The last day of February is another ‘New Years Eve”. I think of the months of January and February as a season in its own right. And I also think of the month of March as a season in its own right. In most years the rain that falls before March does not have any obvious influence on the timing of the events of the drainage and drying process in the following Dry Season. In very dry years the rainfall prior to March does influence the timing of events in the following Dry Season. The present year has been especially dry.
I follow the international scientific convention and begin my study of the climate on the first day of March. It makes good local sense to use that starting date here and in this climate in my opinion.
Once upon a time I had many notebooks that recorded weather and related biological events here in the Top End. I lost them all in a fire 17 August 1991. That was the third time that I had lost my library, my files and my notebooks. It was a devastating experience.

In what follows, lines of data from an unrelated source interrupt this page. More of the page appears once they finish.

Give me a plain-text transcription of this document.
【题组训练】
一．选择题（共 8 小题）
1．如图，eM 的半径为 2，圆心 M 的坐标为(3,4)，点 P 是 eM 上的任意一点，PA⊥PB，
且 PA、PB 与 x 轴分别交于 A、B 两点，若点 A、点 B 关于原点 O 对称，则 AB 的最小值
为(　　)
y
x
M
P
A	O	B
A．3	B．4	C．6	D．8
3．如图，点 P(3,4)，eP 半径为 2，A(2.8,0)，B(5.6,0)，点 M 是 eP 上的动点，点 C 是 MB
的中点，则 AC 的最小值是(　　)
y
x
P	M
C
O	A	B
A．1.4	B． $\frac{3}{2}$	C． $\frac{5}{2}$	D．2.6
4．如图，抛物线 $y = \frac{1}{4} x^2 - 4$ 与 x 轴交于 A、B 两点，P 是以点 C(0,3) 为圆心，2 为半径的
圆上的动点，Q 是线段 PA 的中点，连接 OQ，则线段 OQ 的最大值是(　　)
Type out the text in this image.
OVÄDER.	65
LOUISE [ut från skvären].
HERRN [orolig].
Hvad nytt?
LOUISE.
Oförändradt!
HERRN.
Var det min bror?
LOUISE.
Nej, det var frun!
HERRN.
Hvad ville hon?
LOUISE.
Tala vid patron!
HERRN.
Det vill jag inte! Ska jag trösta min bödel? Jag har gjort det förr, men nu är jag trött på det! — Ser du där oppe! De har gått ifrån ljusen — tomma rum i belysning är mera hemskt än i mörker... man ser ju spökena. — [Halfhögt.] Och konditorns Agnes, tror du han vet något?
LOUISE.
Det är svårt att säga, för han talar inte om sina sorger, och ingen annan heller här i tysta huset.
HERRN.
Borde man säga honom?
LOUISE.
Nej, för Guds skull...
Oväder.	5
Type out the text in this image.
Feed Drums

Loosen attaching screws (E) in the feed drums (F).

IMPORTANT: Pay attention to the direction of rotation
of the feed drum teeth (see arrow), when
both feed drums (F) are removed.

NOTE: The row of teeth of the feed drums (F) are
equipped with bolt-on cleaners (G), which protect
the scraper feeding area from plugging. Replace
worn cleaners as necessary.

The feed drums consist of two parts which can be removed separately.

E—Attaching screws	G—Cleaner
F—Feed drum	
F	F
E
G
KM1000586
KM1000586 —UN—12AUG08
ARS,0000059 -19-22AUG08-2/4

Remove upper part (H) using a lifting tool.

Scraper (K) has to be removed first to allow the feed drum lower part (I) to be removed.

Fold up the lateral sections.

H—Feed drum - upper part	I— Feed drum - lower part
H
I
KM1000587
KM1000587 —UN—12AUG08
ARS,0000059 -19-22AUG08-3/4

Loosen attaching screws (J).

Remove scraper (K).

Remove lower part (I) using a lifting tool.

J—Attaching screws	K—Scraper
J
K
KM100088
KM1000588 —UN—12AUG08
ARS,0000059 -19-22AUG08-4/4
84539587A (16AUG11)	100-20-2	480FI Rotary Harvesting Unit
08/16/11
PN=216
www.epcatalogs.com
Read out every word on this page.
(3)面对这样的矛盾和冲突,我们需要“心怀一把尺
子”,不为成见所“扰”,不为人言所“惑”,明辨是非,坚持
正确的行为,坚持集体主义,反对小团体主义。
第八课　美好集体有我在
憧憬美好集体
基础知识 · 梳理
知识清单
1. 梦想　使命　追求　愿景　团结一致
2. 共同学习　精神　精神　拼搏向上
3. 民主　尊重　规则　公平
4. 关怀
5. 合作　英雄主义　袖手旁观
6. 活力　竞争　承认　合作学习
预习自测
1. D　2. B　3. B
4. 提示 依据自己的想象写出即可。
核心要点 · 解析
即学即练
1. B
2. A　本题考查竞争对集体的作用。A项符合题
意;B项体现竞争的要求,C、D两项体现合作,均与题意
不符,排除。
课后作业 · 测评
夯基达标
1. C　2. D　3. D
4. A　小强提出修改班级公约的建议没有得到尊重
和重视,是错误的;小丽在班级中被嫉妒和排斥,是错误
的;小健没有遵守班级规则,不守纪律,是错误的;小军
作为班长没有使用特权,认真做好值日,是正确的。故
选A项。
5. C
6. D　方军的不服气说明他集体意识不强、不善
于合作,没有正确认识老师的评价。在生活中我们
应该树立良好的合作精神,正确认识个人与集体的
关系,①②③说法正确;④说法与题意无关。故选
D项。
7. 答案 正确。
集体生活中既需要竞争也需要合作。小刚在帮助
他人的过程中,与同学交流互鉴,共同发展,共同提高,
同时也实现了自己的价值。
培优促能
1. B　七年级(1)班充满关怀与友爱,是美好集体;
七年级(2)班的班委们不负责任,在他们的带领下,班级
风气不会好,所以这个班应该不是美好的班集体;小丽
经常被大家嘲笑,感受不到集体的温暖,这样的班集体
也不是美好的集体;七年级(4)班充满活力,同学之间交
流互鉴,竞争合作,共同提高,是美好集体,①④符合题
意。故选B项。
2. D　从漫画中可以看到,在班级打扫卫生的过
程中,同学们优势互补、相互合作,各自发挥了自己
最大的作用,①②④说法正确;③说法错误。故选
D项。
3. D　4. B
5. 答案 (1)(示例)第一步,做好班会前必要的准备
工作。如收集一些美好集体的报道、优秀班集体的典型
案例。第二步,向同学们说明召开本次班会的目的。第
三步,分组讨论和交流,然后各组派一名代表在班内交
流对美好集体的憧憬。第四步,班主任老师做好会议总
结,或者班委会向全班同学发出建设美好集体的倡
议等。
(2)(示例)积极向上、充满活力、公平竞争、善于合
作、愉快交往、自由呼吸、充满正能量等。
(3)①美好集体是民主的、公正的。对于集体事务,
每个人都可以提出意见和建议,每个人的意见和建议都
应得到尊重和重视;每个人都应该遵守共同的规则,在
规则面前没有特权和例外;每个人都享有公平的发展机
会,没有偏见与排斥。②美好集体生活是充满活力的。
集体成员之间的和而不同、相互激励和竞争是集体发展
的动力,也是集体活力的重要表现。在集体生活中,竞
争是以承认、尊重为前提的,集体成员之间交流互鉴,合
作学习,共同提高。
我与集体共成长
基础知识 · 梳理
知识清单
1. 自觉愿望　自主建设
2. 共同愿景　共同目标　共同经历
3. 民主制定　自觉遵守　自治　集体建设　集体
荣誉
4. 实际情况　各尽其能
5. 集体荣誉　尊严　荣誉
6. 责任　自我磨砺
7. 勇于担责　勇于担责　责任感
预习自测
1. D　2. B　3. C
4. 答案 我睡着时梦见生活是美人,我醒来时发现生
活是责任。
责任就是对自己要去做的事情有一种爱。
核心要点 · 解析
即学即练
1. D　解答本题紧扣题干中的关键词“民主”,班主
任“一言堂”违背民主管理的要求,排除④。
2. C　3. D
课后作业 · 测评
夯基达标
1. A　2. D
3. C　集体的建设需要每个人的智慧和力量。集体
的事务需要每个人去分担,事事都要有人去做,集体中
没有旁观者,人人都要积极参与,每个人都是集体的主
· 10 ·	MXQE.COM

On 1 March 2001 I opened a new notebook and began to record my observations again. I have continued with that record, apart from a few short breaks, to the present time. I have a more or less complete record of the events that I noticed during the great millennium drought here at Humpty Doo.
What I am trying to do with this ALMANAC is to write a simple narrative account of these events. I think of it as a backbone description to which I and others can add other notes. Notes about other events or notes that analyse the record in various ways. I intend to avoid an analysis of the record until I have completed this simple narrative account. As of 28 February 2013 I had notes covering a period of 12 years. It has been a labour of love. I am not getting any younger. I want to share this story. I am trying to work on it three days a week. The Express Edition is only a tentative first draft of the story. I am publishing it on my blog.
And that my friends was how the climate year ended in 2013.